A collection of haunting short stories set around the USA and featuring a wide variety of people, but all involving pain or loss.


Review

This collection of eight short stories features a wide variety of human subjects, told in turn in first, second and third person, present and past tense. Events and commentary by the people involved are delivered in an impressionistic way, giving direct access to feelings which a reader is normally expected to surmise from external events.
 
The collection kicks off with the story which gives its title to the book, the story of the relationship a young teacher jailed on a drug charge forms with a brutal cellmate.
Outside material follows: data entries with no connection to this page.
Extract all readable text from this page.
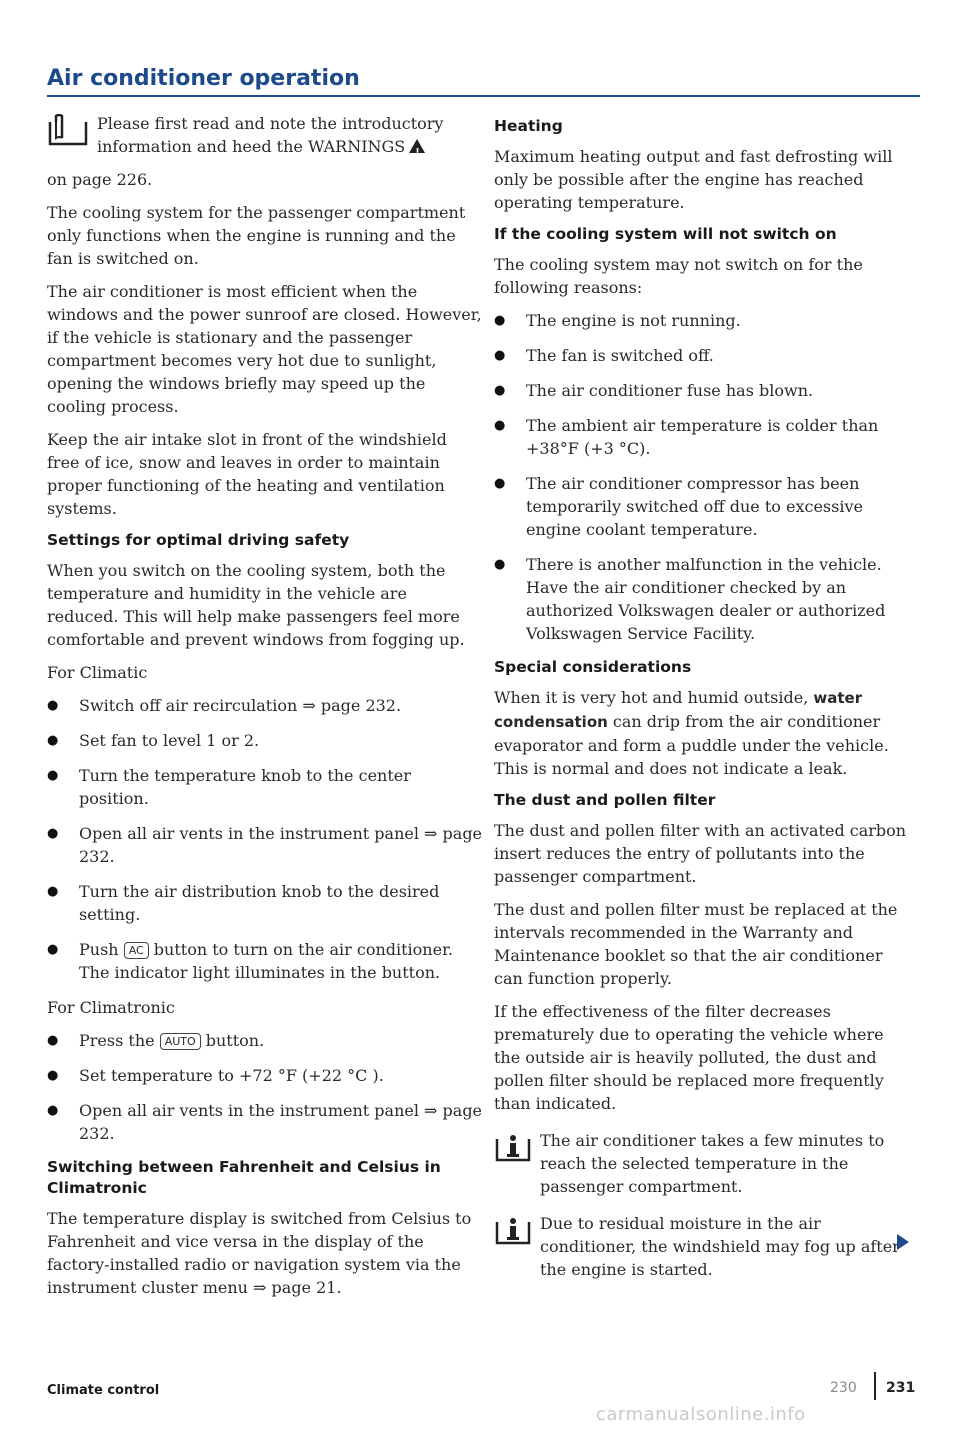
Air conditioner operation
Please first read and note the introductory information and heed the WARNINGS!

on page 226.

The cooling system for the passenger compartment only functions when the engine is running and the fan is switched on.

The air conditioner is most efficient when the windows and the power sunroof are closed. However, if the vehicle is stationary and the passenger compartment becomes very hot due to sunlight, opening the windows briefly may speed up the cooling process.

Keep the air intake slot in front of the windshield free of ice, snow and leaves in order to maintain proper functioning of the heating and ventilation systems.

Settings for optimal driving safety

When you switch on the cooling system, both the temperature and humidity in the vehicle are reduced. This will help make passengers feel more comfortable and prevent windows from fogging up.

For Climatic
● Switch off air recirculation ⇒ page 232.
● Set fan to level 1 or 2.
● Turn the temperature knob to the center position.
● Open all air vents in the instrument panel ⇒ page 232.
● Turn the air distribution knob to the desired setting.
● Push AC button to turn on the air conditioner. The indicator light illuminates in the button.
For Climatronic
● Press the AUTO button.
● Set temperature to +72 °F (+22 °C ).
● Open all air vents in the instrument panel ⇒ page 232.
Switching between Fahrenheit and Celsius in Climatronic

The temperature display is switched from Celsius to Fahrenheit and vice versa in the display of the factory-installed radio or navigation system via the instrument cluster menu ⇒ page 21.

Heating

Maximum heating output and fast defrosting will only be possible after the engine has reached operating temperature.

If the cooling system will not switch on

The cooling system may not switch on for the following reasons:

● The engine is not running.
● The fan is switched off.
● The air conditioner fuse has blown.
● The ambient air temperature is colder than +38°F (+3 °C).
● The air conditioner compressor has been temporarily switched off due to excessive engine coolant temperature.
● There is another malfunction in the vehicle. Have the air conditioner checked by an authorized Volkswagen dealer or authorized Volkswagen Service Facility.
Special considerations

When it is very hot and humid outside, water condensation can drip from the air conditioner evaporator and form a puddle under the vehicle. This is normal and does not indicate a leak.

The dust and pollen filter

The dust and pollen filter with an activated carbon insert reduces the entry of pollutants into the passenger compartment.

The dust and pollen filter must be replaced at the intervals recommended in the Warranty and Maintenance booklet so that the air conditioner can function properly.

If the effectiveness of the filter decreases prematurely due to operating the vehicle where the outside air is heavily polluted, the dust and pollen filter should be replaced more frequently than indicated.

The air conditioner takes a few minutes to reach the selected temperature in the passenger compartment.
Due to residual moisture in the air conditioner, the windshield may fog up after the engine is started.
Climate control	230 231
carmanualsonline.info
This is a Galaxy follows, featuring the son of a gay Turkish immigrant whose life falls apart when his father is attacked, and then In Motel Rooms, where Coretta Scott King reflects on her life with her husband Martin Luther.
 
In Nettles the wife of a man pursuing a dream of rural rediscovery tells how it all went wrong. The Book-eating Ceremony features a lesbian writer obsessed with aspects of her sexuality and In the Martian Summer shows a widow prone to sexual adventures falling victim to a tsunami. The book concludes with Gordon Now (a girl with an ambivalent feeling towards a relative) and Dioramas where a mother gradually loses contact with reality.
 
It would be fair to say that the stories all involve pain or loss, with plenty of ugliness and disfunction. Dreams, or nightmares, often play a part; many passages have a dream-like quality, and although the stories are anchored by practical detail, it is the feelings and recollections which predominate. The sense of dislocation in the lives depicted is enhanced by the frequently unexpected direction of the narrative.
 
The author often throws in statements which bring the reader up short. ‘Pauline carried herself with the passive authority of a politician’s wife or a middle-income sex worker’. This sort of thing tends to interrupt the reader’s rhythm and call for thought, whether or not you finally decide that such a statement is profound or merely shallow but murky.
 
The mixture of emotions laid bare by Chris Dennis’ prose equate to a pretty dark vision of human needs: desire, cruelty, hope all emerge in a very raw state, sometimes shocking, but the picture always believable, and very haunting.